Context: Precise subtype diagnosis of non-small cell lung carcinoma is increasingly relevant, based on the availability of subtype-specific therapies, such as bevacizumab and pemetrexed, and based on the subtype-specific prevalence of activating epidermal growth factor receptor mutations.
Objectives: To establish a baseline measure of interobserver reproducibility for non-small cell lung carcinoma diagnoses with hematoxylin-eosin for the current 2004 World Health Organization classification, to estimate interobserver reproducibility for the therapeutically relevant squamous/nonsquamous subsets, and to examine characteristics that improve interobserver reproducibility.
Design: Primary, resected lung cancer specimens were converted to digital (virtual) slides. Based on a single hematoxylin-eosin virtual slide, pathologists were asked to assign a diagnosis using the 2004 World Health Organization classification. Kappa statistics were calculated for each pathologist-pair for each slide and were summarized by classification scheme, pulmonary pathology expertise, diagnostic confidence, and neoplastic grade.

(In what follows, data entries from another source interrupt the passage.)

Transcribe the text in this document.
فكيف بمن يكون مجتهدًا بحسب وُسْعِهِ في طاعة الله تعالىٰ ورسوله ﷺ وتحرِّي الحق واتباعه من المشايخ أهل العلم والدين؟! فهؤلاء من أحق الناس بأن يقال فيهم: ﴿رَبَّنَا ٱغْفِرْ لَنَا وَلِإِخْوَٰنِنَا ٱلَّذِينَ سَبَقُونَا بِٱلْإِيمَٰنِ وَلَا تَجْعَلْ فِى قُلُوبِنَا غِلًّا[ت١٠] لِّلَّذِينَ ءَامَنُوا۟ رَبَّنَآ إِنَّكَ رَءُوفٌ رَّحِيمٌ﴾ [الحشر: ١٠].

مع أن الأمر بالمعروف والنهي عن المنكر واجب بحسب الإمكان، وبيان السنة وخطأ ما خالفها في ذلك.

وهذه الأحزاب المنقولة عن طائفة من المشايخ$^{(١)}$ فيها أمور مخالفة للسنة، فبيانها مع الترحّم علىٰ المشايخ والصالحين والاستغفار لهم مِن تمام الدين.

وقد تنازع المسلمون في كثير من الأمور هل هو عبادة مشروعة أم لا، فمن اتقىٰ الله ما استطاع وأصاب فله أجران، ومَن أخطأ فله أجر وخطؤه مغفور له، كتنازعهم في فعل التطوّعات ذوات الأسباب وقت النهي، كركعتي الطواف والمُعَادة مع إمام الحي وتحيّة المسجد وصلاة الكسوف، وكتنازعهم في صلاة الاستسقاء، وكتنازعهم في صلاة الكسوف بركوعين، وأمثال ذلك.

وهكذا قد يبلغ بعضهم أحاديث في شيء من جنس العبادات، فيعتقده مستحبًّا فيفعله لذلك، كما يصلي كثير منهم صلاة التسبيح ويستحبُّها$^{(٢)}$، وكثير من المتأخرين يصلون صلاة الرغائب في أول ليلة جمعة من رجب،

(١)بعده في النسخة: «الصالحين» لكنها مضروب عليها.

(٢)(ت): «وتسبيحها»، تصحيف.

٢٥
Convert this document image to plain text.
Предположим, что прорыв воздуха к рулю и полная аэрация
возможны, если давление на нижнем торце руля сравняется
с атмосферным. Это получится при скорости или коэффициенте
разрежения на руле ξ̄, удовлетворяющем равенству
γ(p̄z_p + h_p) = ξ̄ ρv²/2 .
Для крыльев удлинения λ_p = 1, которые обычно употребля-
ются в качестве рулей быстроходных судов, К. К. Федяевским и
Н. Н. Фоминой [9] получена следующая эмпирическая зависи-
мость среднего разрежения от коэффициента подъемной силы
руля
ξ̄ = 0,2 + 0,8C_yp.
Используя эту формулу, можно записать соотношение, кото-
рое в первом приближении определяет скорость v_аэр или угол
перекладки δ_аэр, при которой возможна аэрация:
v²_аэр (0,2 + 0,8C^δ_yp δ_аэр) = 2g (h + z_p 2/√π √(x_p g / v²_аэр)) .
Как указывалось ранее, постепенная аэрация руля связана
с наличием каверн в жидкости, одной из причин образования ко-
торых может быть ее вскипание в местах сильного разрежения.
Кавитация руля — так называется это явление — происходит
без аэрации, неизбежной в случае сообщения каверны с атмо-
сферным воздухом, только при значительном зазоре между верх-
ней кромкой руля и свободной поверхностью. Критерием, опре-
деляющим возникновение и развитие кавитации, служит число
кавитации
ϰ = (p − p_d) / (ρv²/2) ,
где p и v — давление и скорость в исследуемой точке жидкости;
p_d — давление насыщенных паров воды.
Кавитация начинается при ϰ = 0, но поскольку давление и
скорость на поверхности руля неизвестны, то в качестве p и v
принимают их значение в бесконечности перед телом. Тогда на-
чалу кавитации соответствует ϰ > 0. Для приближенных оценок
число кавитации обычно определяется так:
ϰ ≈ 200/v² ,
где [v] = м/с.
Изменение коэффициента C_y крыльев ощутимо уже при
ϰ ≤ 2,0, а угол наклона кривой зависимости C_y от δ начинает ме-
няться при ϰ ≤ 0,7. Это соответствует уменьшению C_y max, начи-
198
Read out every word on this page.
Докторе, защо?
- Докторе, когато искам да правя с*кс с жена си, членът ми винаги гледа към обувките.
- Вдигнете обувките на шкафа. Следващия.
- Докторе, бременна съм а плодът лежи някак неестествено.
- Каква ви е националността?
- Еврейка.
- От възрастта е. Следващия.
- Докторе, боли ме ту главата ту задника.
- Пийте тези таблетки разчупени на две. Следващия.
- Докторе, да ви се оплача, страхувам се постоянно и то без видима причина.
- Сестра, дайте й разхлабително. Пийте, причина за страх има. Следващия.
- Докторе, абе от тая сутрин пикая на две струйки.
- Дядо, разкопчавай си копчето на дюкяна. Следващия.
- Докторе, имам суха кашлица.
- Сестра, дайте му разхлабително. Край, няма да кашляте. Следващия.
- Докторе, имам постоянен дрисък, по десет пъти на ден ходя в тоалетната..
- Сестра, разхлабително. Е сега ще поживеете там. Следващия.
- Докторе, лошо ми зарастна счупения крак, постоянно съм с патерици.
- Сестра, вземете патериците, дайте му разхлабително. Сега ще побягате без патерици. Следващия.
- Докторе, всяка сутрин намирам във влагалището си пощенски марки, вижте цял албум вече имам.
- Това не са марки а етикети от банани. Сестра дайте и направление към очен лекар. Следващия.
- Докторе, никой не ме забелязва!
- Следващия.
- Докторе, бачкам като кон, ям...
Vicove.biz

Results: The 12 pulmonary pathology experts and the 12 community pathologists each independently diagnosed 48 to 96 single hematoxylin-eosin digital slides derived from 96 cases of non-small cell lung carcinoma resection. Overall agreement improved with simplification from the comprehensive 44 World Health Organization diagnoses (κ = 0.25) to their 10 major header subtypes (κ = 0.48) and improved again with simplification into the therapeutically relevant squamous/nonsquamous dichotomy (κ = 0.55). Multivariate analysis showed that higher diagnostic agreement was associated with better differentiation, better slide quality, higher diagnostic confidence, similar years of pathology experience, and pulmonary pathology expertise.
Conclusions: These data define the baseline diagnostic agreement for hematoxylin-eosin diagnosis of non-small cell lung carcinoma, allowing future studies to test for improved diagnostic agreement with reflex ancillary tests.